The point I want to make is simply this. Meditating doesn’t have to be some burden. Take five minutes to think about a sentence you’ve read, maybe even during your drive to or from work. Now, I do think that in time you will want to invest more than five minutes. But it won’t be because you’re obligated. You’re going to be seeing things in the Scriptures that you will find so helpful that you’re going to want to spend the time looking for more. As you find some of the treasures of the Scriptures as a result of your meditations, you’ll be encouraged to dig for more.

So, let me summarize the main point of the sermon. God blesses His people. He will do good to them so that they will flourish as people. Now, the question to ask at this point is simply this. Do you want that? Do you want to flourish as a person? If you do, then you will meditate on the Scriptures.
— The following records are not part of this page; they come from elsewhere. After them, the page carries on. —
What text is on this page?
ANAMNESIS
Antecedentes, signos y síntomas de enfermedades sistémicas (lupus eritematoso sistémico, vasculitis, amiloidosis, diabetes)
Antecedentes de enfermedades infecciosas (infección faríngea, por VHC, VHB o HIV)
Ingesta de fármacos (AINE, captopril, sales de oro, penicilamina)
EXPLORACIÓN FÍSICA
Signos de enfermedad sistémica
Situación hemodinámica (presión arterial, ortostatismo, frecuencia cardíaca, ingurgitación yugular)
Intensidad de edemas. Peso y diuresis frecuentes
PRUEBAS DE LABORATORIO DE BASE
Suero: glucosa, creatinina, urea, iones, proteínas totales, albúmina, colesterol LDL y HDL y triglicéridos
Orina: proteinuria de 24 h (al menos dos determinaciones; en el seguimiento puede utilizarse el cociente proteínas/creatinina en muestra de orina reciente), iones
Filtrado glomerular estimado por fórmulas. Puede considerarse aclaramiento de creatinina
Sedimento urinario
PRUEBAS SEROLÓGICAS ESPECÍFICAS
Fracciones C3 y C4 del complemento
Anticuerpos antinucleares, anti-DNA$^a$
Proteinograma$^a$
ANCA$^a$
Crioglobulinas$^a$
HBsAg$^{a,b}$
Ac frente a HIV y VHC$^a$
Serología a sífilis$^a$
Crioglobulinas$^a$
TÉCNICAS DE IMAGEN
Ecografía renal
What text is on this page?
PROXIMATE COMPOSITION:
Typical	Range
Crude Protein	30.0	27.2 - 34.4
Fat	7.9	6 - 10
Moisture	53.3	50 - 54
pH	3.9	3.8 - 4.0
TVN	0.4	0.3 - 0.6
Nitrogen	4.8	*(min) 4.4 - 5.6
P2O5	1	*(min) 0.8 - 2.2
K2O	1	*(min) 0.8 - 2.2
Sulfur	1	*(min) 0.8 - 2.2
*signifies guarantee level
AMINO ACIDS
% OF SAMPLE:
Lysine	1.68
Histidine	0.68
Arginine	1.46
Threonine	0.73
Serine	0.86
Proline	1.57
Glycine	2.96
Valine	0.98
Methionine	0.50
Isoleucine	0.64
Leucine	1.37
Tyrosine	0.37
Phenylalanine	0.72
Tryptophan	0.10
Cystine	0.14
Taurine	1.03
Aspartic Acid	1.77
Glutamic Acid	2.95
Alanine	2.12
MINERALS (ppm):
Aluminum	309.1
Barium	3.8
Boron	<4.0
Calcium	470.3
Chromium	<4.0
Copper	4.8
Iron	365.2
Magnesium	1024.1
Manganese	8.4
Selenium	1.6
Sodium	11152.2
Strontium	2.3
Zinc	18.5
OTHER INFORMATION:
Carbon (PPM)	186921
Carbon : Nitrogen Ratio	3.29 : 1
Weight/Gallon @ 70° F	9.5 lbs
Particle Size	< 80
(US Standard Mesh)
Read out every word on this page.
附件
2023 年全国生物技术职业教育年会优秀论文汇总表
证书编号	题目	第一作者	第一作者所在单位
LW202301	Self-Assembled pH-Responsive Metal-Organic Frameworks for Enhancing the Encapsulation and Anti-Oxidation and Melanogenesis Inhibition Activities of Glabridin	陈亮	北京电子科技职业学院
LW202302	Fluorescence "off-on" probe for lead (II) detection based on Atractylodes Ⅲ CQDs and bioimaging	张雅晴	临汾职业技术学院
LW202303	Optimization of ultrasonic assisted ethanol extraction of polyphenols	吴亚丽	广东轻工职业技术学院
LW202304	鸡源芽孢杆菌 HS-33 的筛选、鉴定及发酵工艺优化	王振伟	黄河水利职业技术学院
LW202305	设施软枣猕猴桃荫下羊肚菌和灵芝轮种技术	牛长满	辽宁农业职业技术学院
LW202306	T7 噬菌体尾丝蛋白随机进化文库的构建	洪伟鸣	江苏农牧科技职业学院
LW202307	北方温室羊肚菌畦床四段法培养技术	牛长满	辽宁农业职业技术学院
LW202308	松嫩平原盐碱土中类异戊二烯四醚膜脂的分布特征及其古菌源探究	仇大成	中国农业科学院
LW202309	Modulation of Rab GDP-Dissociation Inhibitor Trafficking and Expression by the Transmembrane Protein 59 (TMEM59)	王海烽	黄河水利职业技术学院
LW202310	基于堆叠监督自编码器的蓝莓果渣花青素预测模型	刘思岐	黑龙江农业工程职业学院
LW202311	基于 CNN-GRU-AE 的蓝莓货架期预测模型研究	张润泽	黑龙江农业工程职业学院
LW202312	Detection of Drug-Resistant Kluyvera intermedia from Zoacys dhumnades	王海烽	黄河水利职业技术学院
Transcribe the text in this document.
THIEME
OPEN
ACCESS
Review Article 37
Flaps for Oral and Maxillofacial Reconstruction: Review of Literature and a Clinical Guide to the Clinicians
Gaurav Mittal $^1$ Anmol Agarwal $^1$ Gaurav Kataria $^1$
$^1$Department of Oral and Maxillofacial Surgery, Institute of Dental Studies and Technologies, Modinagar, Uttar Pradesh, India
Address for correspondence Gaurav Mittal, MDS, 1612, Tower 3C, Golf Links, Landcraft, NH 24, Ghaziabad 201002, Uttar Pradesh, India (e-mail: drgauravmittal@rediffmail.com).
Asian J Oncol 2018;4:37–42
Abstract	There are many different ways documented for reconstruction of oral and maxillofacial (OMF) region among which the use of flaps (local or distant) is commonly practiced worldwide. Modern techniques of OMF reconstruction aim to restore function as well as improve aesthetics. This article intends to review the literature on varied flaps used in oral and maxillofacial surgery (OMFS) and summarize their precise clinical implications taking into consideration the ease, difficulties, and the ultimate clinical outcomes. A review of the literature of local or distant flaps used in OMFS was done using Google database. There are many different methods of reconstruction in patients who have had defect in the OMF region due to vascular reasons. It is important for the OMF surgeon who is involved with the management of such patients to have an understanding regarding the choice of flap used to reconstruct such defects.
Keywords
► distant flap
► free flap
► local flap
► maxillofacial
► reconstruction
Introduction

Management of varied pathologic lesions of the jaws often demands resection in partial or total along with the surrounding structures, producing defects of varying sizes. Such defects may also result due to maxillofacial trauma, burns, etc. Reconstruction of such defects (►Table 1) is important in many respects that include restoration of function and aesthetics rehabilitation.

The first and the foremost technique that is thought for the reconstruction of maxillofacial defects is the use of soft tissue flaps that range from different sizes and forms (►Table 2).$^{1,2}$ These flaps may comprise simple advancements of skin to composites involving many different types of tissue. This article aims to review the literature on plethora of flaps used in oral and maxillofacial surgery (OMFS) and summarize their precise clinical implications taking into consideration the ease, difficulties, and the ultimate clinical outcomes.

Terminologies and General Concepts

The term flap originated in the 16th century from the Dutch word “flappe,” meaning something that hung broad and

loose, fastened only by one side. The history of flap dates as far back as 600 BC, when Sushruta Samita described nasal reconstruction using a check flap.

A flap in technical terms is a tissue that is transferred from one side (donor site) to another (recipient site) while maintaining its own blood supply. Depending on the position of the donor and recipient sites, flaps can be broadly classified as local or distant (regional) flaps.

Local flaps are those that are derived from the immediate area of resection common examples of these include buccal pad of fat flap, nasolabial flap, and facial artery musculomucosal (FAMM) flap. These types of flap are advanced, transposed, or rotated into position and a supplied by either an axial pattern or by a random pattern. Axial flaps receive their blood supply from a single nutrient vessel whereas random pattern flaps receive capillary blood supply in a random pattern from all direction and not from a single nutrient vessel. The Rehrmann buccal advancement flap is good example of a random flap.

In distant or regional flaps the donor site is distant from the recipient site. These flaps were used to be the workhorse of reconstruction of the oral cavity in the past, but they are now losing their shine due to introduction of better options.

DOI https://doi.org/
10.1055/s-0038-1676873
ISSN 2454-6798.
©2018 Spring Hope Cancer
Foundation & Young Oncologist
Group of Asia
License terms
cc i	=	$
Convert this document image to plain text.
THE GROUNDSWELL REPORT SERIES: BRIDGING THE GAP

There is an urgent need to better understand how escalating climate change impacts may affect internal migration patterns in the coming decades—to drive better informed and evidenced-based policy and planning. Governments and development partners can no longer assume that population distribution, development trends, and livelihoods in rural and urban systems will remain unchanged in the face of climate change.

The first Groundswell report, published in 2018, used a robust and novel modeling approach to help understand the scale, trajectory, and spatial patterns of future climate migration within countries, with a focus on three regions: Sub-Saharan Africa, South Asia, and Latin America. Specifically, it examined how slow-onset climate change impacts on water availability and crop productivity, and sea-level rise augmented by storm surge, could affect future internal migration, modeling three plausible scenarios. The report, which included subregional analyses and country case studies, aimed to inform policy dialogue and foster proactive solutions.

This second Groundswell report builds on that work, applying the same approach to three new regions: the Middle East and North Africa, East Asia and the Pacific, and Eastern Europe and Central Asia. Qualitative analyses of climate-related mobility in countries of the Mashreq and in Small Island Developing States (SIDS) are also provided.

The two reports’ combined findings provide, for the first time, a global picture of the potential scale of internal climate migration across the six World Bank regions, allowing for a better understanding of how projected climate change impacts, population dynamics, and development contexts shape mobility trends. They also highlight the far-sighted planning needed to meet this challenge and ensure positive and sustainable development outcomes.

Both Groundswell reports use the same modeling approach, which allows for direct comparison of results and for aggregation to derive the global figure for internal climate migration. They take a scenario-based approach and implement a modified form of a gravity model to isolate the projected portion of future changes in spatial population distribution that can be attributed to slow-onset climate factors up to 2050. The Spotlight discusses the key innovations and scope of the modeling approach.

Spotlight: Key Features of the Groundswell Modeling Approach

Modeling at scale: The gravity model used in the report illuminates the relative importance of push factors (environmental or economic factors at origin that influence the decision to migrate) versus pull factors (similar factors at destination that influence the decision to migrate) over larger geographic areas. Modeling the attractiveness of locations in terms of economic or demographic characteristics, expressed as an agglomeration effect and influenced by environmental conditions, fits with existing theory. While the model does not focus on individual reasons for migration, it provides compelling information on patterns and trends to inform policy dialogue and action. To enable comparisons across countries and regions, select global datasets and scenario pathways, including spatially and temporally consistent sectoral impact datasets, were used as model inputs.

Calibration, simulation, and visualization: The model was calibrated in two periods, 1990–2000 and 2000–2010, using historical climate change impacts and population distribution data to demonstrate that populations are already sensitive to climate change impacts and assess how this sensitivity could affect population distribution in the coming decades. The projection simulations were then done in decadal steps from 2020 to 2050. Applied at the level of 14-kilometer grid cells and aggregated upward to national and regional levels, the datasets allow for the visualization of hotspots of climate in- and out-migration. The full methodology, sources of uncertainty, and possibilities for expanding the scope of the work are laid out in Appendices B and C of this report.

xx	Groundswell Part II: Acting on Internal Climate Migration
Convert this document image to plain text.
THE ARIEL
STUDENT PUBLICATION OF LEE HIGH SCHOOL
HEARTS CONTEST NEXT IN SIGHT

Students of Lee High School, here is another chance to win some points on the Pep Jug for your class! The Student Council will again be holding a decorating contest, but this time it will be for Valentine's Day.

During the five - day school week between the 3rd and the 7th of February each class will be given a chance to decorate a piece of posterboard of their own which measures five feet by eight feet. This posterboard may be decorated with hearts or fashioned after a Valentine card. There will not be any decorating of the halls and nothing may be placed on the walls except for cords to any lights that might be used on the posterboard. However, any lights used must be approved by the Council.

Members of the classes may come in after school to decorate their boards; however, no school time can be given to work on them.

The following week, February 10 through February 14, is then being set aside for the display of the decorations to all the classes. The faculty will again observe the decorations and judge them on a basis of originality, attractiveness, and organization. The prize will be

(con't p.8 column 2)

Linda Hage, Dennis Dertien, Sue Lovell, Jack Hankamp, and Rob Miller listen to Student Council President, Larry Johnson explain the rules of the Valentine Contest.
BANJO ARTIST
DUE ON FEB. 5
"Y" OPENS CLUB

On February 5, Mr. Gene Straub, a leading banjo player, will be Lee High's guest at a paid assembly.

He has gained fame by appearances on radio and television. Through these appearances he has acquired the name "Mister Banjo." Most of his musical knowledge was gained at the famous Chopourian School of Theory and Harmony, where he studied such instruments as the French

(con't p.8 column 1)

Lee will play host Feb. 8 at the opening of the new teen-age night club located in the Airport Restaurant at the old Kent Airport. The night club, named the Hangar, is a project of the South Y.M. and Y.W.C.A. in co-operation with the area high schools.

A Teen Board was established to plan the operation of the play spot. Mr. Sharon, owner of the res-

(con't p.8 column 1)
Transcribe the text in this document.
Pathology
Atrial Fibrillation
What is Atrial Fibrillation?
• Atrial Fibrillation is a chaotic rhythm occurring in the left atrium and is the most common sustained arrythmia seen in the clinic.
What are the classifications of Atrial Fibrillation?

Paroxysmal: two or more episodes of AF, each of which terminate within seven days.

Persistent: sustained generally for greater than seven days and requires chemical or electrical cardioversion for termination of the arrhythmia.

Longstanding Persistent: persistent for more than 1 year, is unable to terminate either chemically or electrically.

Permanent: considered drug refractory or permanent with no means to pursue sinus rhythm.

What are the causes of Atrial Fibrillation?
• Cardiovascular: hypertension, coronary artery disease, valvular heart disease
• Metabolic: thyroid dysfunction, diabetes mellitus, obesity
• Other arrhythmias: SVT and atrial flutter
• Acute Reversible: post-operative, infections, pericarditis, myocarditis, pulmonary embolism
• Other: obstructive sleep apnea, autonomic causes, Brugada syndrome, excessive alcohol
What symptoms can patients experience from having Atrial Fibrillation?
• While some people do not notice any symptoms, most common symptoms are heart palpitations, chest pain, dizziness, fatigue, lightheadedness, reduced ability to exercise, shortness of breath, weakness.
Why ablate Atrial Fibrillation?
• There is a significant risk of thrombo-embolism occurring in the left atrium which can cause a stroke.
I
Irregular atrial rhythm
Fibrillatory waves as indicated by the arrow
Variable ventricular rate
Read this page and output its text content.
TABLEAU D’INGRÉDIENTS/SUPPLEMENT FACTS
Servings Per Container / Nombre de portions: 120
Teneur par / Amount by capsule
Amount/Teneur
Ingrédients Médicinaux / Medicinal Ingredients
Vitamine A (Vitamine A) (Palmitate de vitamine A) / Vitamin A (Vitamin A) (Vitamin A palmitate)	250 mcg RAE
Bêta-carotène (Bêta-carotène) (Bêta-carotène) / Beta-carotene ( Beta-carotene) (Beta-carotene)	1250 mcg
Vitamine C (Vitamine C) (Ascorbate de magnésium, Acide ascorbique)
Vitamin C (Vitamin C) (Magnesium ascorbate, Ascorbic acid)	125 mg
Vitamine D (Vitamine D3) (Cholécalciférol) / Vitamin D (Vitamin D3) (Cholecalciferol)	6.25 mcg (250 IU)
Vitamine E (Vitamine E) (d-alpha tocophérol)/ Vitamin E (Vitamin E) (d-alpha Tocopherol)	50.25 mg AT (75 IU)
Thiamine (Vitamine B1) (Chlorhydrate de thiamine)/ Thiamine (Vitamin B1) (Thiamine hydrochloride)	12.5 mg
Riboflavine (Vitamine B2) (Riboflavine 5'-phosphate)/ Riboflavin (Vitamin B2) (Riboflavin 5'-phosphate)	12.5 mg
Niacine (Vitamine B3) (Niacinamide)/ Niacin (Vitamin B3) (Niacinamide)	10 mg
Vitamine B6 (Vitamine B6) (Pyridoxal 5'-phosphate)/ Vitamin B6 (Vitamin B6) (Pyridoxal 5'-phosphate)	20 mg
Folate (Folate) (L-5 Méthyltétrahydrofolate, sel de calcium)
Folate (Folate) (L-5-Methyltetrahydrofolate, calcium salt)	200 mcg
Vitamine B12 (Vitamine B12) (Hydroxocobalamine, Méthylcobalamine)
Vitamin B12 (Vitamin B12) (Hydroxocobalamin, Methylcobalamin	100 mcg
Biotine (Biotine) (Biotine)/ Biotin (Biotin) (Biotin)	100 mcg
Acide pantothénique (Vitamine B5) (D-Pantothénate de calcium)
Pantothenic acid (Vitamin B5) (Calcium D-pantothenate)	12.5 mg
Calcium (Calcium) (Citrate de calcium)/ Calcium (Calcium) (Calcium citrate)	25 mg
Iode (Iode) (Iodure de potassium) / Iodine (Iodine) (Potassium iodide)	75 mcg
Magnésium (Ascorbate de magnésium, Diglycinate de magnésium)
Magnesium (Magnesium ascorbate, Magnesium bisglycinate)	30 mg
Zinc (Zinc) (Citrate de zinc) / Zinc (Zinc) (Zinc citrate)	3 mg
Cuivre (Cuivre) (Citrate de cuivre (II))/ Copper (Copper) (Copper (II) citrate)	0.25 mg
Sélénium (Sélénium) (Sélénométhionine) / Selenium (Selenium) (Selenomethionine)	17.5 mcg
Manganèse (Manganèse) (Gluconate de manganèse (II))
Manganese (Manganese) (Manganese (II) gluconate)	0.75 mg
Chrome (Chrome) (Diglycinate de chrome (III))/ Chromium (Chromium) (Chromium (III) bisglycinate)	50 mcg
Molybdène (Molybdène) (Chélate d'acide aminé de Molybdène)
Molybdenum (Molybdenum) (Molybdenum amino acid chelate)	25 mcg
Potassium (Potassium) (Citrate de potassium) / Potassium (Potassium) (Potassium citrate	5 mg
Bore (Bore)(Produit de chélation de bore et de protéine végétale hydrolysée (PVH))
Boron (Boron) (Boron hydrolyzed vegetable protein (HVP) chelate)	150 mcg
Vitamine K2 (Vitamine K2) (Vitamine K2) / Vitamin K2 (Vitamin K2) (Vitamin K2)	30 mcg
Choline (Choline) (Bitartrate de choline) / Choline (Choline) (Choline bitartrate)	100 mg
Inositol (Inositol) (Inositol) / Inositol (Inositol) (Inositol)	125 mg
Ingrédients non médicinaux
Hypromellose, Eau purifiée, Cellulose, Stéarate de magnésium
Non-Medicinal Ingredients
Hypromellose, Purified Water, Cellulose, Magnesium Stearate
And for my last thought I return, again, to the question I usually ask. Why is this important? What I’ve said this morning is important not primarily because of the benefits that can come your way, though there are many benefits for you to enjoy. It’s important for reasons that go beyond your welfare. It seems to me that we have an abundance of what I’m going to call ‘meh Christians’. I suppose they believe the Gospel, but there isn’t much about their Christianity that is very attractive. I’m not saying that ‘real Christians’ are these extroverted people who are always excited by what they’ve just read in their Bibles, and all they do is talk with great emotion about Jesus. Clearly, the introvertedme wouldn’t want to present that as normal. And that’s good because it isn’t how the Bible defines normal. But it does seem to me that each Christian, according to his or her personality and situation and calling, is to live in such a way that it says something good about what it means to follow Jesus. This can become a blessing of God to other Christians who will be encouraged by what they see. This can also become a blessing of God to people who aren’t Christians, people whose lives aren’t working, people who aren’t flourishing and who are beginning to see that. Your flourishing as a person can become the tool that the Spirit uses to bring them to Jesus. Your meditating on the Bible, with the resultant blessings, can become some very powerful evangelism.